La situazione del team era piuttosto “disperata”, con Nunn che rabbrividiva ogni volta che una sua vettura rompeva un motore per la paura di non riuscire a presentarsi al GP successivo. Per cercare di andare avanti e di provare a pianificare un futuro, anche a breve termine, servivano “liquidi” veri. A Long Beach sulla Ensign aveva corso Marc Surer, ma non bastava.

Per il successivo GP del Brasile, che si correva per la seconda volta sul circuito del Jacarepaguà, la FIA aveva previsto una sessione di test per permettere ai piloti di familiarizzare con la pista.

La Ensign indicò come pilota titolare tale Ricardo Londoño-Bridge, 32 anni, colombiano che come sponsor sfoggiava sulla sua Ensign una generica scritta “Colombia”. La FIA, senza sapere assolutamente chi fosse questo pilota proveniente dalla Colombia, decise di subordinare la concessione della Superlicenza F1 al comportamento di Londoño durante i test.

Londoño nella sua “carriera” aveva corso a due ruote nella 350cc, qualche gara in IMSA e Can-Am e una presenza nella Formula Aurora alla guida di una Lotus 78. Un palmares piuttosto magro per chi puntava ad entrare in Formula 1. Nonostante tutto i tempi durante i test furono piuttosto interessanti.

Il tempo migliore della sessione fu quello di Carlos Reutemann in 1’37”48, Londoño con la sua Ensign girò in 1’41”77 facendo meglio di piloti molto più blasonati di lui come Piquet, Arnoux, Daly, Giacomelli e Jabouille. Tuttavia una collisione con Keke Rosberg, che gli frenò davanti per intimidirlo, fu presa come pretesto dai commissari della FIA per rifiutare la superlicenza a Londoño. In realtà le cose andarono diversamente.

Appena il nome di Londoño venne messo tra gli iscritti al test Ecclestone e la FIA si informarono da dove provenissero gli sponsor portati dal pilota colombiano. Le risposte arrivarono mentre le prove di Rio erano in corso, altrimenti mai e poi mai gli sarebbe stato concesso di entrare nell’abitacolo della Ensign.

Londoño era semplicemente finanziato dai maggiori trafficanti di cocaina di Medellin, in stretto contatto niente meno che con il boss per eccellenza Pablo Escobar. Ecclestone e la FIA, già in imbarazzo per la presenza di Alex Hawkridge (coinvolto in passato in una brutta storia di sesso minorile) nel team Toleman, non potevano permettersi anche un personaggio come Londoño. Fu così che la breve storia in F1 del pilota colombiano ebbe fine.

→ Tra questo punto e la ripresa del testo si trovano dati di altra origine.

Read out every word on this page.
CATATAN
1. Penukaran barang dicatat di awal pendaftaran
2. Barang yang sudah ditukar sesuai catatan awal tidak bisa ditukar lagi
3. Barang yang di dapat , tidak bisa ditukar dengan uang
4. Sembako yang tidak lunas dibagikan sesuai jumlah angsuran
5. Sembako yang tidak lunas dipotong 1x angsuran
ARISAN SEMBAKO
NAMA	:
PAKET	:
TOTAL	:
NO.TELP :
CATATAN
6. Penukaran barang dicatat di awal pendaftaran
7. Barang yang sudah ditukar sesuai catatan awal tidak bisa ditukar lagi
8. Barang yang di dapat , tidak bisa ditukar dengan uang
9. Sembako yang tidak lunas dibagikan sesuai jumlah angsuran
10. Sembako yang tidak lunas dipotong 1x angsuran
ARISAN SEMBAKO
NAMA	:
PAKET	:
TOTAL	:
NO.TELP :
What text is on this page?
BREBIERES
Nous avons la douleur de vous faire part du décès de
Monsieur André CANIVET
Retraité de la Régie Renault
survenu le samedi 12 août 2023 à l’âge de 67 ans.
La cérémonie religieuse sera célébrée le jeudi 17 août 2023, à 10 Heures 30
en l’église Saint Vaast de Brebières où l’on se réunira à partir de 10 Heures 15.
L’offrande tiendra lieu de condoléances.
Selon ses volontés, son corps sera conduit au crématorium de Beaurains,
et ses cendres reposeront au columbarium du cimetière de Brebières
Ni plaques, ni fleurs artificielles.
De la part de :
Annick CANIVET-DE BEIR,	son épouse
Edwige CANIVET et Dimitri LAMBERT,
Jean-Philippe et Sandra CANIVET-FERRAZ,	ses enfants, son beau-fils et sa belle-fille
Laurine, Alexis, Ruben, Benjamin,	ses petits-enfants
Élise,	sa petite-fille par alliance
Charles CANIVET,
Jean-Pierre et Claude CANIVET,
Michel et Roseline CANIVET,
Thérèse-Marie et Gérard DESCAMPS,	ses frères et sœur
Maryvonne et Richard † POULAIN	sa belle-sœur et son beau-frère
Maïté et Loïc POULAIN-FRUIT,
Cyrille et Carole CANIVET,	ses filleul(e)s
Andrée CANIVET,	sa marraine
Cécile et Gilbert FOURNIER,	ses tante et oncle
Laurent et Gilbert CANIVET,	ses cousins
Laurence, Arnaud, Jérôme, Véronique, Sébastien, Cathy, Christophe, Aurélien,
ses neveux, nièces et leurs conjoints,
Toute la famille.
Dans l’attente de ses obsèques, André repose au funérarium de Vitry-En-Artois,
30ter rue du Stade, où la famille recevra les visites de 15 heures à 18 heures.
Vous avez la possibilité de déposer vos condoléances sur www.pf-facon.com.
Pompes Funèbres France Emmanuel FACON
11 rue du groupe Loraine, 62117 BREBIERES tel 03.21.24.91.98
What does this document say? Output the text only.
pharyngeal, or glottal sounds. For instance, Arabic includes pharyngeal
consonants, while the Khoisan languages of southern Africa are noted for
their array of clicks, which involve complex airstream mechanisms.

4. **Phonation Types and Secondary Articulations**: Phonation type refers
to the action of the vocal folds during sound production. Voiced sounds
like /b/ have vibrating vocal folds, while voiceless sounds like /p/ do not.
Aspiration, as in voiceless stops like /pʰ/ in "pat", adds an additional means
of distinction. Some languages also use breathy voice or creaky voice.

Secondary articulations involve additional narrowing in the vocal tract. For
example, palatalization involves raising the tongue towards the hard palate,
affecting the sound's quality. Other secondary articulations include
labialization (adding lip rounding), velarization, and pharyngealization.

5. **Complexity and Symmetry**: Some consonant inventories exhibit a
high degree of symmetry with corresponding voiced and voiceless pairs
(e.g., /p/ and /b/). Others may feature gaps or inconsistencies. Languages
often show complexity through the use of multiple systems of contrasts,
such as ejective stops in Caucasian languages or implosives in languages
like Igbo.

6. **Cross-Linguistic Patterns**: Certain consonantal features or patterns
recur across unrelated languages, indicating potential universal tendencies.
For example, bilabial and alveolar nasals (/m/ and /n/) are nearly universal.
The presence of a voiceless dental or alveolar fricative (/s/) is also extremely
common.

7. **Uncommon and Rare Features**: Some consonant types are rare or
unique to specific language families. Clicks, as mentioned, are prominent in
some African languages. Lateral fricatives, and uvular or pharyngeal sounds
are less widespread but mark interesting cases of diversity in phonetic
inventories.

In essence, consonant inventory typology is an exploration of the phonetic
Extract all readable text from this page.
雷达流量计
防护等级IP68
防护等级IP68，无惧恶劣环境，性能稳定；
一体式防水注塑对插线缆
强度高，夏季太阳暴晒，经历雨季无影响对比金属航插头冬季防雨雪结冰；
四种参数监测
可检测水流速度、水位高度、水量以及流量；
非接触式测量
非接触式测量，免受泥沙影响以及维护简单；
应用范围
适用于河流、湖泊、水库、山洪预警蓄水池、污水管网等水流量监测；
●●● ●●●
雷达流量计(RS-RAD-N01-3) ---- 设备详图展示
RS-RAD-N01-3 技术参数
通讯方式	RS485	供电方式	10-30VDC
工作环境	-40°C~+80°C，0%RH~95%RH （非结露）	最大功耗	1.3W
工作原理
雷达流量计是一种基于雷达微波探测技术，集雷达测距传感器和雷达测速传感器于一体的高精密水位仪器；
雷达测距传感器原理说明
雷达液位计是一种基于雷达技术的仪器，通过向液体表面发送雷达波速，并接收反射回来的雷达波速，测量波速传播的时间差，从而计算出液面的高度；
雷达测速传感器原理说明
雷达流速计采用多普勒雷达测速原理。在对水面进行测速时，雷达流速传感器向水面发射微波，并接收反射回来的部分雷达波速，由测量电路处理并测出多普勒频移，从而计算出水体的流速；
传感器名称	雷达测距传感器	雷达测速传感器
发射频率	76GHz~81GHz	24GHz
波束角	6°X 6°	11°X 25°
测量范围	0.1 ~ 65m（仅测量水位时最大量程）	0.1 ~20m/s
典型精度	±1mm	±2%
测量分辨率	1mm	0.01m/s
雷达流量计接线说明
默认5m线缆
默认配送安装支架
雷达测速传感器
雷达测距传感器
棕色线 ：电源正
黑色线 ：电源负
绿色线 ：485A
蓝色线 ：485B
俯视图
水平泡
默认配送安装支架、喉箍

Intervistato qualche anno dopo sulla vicenda Morris Nunn raccontò: “Andai in Colombia alla ricerca di sponsor perché mi dissero che lì esisteva la reale possibilità di trovare dei finanziatori. Visitai l’azienda di Londoño e incontrai diversi personaggi che abitavano in case incredibili, difficilmente raggiungibili via terra, oltre a diverse persone armate. Qualche anno dopo, in un documentario americano, scoprii di aver incontrato uno tra i maggiori ricercati degli Stati Uniti. Come pilota Londoño non era male, un tipo particolarmente coraggioso”.

Londoño nel corso degli anni era diventato un vero e proprio signore della droga. Nel 2000 gli vennero sequestrati beni per un valore totale di 20 miliardi di pesos. Il 18 luglio del 2009, fuori da un ristorante nei pressi di una spiaggia chiamata “Isla dos Milagros”, Londoño venne ucciso insieme alle sue guardie del corpo con dodici colpi di pistola di cui tre alla testa. La polizia archiviò subito il caso come un “regolamento di conti” tra Narcos.

Finiva così a 59 anni la vita di Londoño, l’uomo a cui la FIA aveva negato per la prima volta nella sua storia la superlicenza in F1.